Monday, January 30, 2012

10 Differences Between San Francisco And Chicago Which I Have Noticed Since Moving Here

1. People are serious about this "Bay Area" business. From what I can tell (aka, what Wikipedia says), The Bay Area--which also includes cities like Oakland, Berkeley, and San Jose--is about 7,000 square miles. The Chicago metro area is about 11,000. But whether you're from Skokie, Hinsdale, or I'd venture to guess Rockland, if you take one step outside of Illinois, where are you from? Chicago. It's just allllllll Chicago. But Christ forbid you say you live in San Francisco if you do NOT. I mean, these other cities have their own SPORTS TEAMS. That is how serious they are about being from the "Bay Area" and not from "San Francisco". I think it has to do with this whole limiting bodies of water thing they've got going on.

2. We live near the ocean. I mean, EVEN NEARER than other people in the Bay Area. Which means, when it's foggy, foghorns keep us awake at night. CORRECTION: foghorns keep ME awake at night, because Joe falls asleep if you so much as say the word "pajamas". The problem is, the foghorns keep me awake because then I start thinking of Angel Marie's foghorn noises on Muppet Treasure Island.


Every time. Also, our windows don't keep out much sound because they are possibly the thinnest windows ever created. They might actually just be tightly stretched Saran Wrap. It makes sense: if there's never an insane winter, why bother spending money on stormproof glass? Because of the foghorns. THAT'S WHY.

3. To rival Luna, I present to you: Sleep Train Mattress Center. Jingle: "Sleep Traaaaain! (*train whistle*) Your ticket to a better night's sleeeeep!" And what image do you see while this jingle is rolling? Why, a VAN, of course. Apparently proximity to Los Angeles does not make for better local ads.

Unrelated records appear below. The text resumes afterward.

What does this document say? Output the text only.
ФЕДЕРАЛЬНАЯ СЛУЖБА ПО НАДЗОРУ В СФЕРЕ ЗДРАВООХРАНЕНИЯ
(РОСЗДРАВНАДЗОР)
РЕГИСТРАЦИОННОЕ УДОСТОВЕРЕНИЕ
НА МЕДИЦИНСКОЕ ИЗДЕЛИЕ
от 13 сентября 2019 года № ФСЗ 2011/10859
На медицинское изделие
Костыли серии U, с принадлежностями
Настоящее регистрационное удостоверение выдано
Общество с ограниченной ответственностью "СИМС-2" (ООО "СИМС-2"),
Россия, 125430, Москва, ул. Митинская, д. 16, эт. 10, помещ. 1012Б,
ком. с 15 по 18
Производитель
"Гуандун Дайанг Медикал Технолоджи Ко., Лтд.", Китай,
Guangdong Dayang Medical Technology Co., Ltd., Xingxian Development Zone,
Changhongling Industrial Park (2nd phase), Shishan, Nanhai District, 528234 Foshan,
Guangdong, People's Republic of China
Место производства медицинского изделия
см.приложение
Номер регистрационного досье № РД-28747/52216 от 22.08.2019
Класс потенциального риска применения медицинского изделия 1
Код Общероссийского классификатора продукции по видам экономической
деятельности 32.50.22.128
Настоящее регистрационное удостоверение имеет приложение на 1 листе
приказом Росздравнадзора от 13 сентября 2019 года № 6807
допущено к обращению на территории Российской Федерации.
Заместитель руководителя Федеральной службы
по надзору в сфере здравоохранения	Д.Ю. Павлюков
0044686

4. San Francisco is some kind of magical Mecca for restaurants. The combination between small-business love, hipsters, transplants from around the country/world, and young people with money creates a cesspool of creative, amazing restaurants. And you will never go to all of them. You just won't. There is always a slightly different experience you haven't had yet, and they all have descriptions to rival Stefon's. It's like that thing, where you sit outside with heating lamps and eat gourmet curry fried chicken while you watch a movie on a giant brick wall?

5. The weather. So listen. I know Chicago winters are eyeball-numbingly cold. I'm not going to stand here and gloat. But San Francisco is not southern California either. Basically, if you wear close-toed shoes, a scarf, and a medium-weight pea coat, you'll be fine almost every day of the year. And I'm okay with it.

6. Some of these buses are HIT. Like, Mickey Rourke-level hit. Graffiti everywhere. They look like how I imagine all of New York looked in the 80's. The double-length accordian buses have seen the worst of it, because the bus driver can't see people back there. It's become so bad, they have a special announcement on the bus that tells you how to report vandalism--in 3 languages, no less. I even witnessed it, too. I did what the announcement said and texted in the bus number, but nothing happened. I really wanted to be there when a squadron of police kicked open the back doors and dragged the guys away (how I imagine cops handle light vandalism). I could even bear witness because I took pictures of them IN THE ACT. But for nothing. Just so I could have pictures of two idiots ruining a bus.

7. On the bus, you don't notice the hills. In a taxi you DO. I guess because the bus is going slower and pulling over every second, and a taxi is careening through time and space. But I really almost forget about the hills until I'm in a taxi.

8. I have never smelled pot so often in my life. I guess it's the mixture of hippies and easily-attainable legal mary jane. But SERIOUSLY. Probably every day.

9. Homeless San Franciscans are on a whole different level than Homeless Chicagoans. See, people in Chicago are homeless because stuff has gone down in their lives. They've seen things. The homeless people of San Francisco have only seen things because the people in their head TELL them so. Sure, there are crazy people in Chicago, too. But more often than not, Chicagoans are just cold and hungry and quietly smelly. The homeless people in San Francisco are of a louder, more rambunctious seed. One guy just stands on the corner blowing raspberries into the air to make himself laugh. They do not claim doorways to hide from the wind. They move freely and with gusto. And it requires a serious ability to ignore those around you, which my little sister simply does not have.

10. I do not get tired of Joe.This isn't actually a difference between San Francisco and Chicago, it's just something I've noticed of my San Francisco experience. Before I moved, I was curious--when we moved to a new land with few distractions to keep us apart, could we survive on nothing but each other? The answer, so far, has been yes. I just don't get tired of him. EVEN when he calls laundry, "Laundo Calrissian" (Which he does. Every time.) I mean, maybe talk to me in 50 years when we're yelling at each other in Walgreens because neither of us can see to read the cough syrups any more (or perhaps did we witness that from an old couple last weekend). But for all the time I spend with the guy, and it's a LOT, I don't find myself planning his untimely demise. All in all, it's been pretty smooth sailing.